Telia Company on the other hand is propelling itself up the connected car value chain with a white label service that goes far beyond basic connectivity. The operator has leveraged a platform that allows it to integrate with other car service partners allowing insurance companies, parking services, fleet management companies and car repairs businesses to plug into the system and provide services to drivers.
This in turn enables Telia Company to deliver a range of smart services to all car owners in Sweden, regardless of the age of the car, using a plug in On Board Diagnostics (OBD) dongle with an app or API. The driver plugs a telematics unit in the car’s standard OBD socket, which then connects the car through Telia Company’s network to aggregated connected car services via the cloud.
The services includes at launch: 4G Wi-Fi, service warning alerts, parking information and warnings, tyre change notifications, car inspection, road side assistance, eco driving features, usage based insurance services, tampering alarms, geo fences, dashboard data and drivers journals.
Testing an attractive business case
Connecting cars in this way makes perfect sense from a business perspective, especially when working with automotive service partners such as insurance companies and repair shops. Insurance companies have already shown that telematics systems can reduce claims expenditure by up to 30% whilst repair shops can save time for both themselves and their customers by doing a remote diagnosis before the car arrives.
By signing up customers to a connected car service platform, operators can drive sales of further subscription-based services to customers and start taking a share of the revenues. Perhaps more significantly is their ability to connect the vast numbers of unconnected cars currently on the roads. It is estimated that there are 175 million cars in the whole of Europe that are connectable for an aftermarket solution.

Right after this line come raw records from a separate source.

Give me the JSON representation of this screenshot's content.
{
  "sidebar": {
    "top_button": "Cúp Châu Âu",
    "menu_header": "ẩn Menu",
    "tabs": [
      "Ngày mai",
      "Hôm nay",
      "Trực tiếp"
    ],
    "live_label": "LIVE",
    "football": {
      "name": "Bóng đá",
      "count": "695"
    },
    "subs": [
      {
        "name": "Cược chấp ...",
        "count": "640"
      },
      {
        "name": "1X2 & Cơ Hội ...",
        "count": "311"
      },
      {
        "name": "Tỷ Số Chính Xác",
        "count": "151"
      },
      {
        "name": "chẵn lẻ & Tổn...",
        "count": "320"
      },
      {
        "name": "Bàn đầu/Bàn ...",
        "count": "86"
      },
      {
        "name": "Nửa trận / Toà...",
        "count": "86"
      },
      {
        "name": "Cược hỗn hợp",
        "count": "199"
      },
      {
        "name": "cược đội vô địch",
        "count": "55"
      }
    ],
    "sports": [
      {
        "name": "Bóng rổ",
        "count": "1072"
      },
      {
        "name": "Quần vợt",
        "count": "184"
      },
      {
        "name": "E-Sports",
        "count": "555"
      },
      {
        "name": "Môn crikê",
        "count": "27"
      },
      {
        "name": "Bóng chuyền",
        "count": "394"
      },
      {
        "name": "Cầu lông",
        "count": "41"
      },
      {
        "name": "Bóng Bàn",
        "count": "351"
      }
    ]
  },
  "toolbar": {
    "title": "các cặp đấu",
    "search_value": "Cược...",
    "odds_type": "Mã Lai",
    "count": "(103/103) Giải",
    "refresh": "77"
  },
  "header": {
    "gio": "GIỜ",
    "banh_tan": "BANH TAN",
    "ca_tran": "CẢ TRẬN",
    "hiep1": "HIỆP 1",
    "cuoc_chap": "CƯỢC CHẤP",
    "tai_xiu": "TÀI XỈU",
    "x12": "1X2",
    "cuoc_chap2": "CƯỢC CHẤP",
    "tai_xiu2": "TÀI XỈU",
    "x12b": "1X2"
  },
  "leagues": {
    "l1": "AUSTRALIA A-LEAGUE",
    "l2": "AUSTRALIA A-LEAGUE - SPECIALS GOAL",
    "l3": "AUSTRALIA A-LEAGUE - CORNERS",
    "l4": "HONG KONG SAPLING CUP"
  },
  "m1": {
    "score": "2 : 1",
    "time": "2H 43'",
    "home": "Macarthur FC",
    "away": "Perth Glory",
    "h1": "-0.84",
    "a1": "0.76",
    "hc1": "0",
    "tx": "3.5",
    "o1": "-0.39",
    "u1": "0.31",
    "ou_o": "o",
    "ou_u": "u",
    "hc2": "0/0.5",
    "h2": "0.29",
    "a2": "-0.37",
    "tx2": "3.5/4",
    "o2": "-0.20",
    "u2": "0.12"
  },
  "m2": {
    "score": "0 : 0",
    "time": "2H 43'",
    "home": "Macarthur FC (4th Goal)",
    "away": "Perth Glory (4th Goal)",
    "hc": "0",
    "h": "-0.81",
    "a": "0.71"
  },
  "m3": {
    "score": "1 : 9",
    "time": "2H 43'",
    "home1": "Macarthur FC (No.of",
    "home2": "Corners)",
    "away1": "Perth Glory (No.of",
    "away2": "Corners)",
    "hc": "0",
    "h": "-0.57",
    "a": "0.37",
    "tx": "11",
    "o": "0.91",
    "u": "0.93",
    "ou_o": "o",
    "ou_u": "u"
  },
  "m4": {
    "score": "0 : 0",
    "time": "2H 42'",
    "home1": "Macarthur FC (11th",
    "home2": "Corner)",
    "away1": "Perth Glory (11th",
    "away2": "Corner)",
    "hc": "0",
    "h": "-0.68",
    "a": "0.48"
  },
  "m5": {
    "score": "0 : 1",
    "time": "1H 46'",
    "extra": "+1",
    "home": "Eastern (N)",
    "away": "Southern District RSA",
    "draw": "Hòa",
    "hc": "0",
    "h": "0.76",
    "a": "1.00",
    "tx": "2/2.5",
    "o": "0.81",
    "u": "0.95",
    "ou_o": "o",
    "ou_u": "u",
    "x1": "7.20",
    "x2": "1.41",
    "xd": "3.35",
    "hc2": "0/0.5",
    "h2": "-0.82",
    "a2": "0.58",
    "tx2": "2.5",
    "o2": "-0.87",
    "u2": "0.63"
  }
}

Finding a simple and cost effective way to target more than a hundred million new drivers has lucrative potential. This is especially true given the ability to collect and analyse customer data related to the consumption of these additional services. By forming a detailed view of customer behaviour, all be it on an opt-in basis, operators can form a contextually accurate picture of existing users to drive upsell opportunities through targeted and relevant offers.
The operators that maximise the connected car opportunity will monetise new digital strategies and smart data, working with partners and third party service providers to enable them to offer users premium services. These data-centric business models depend on revenue from ongoing services and the sale of information.
As such, they have the potential to change not just the car itself, nor just the driver, but how the entire industry operates. The vehicle of the future is already taking shape.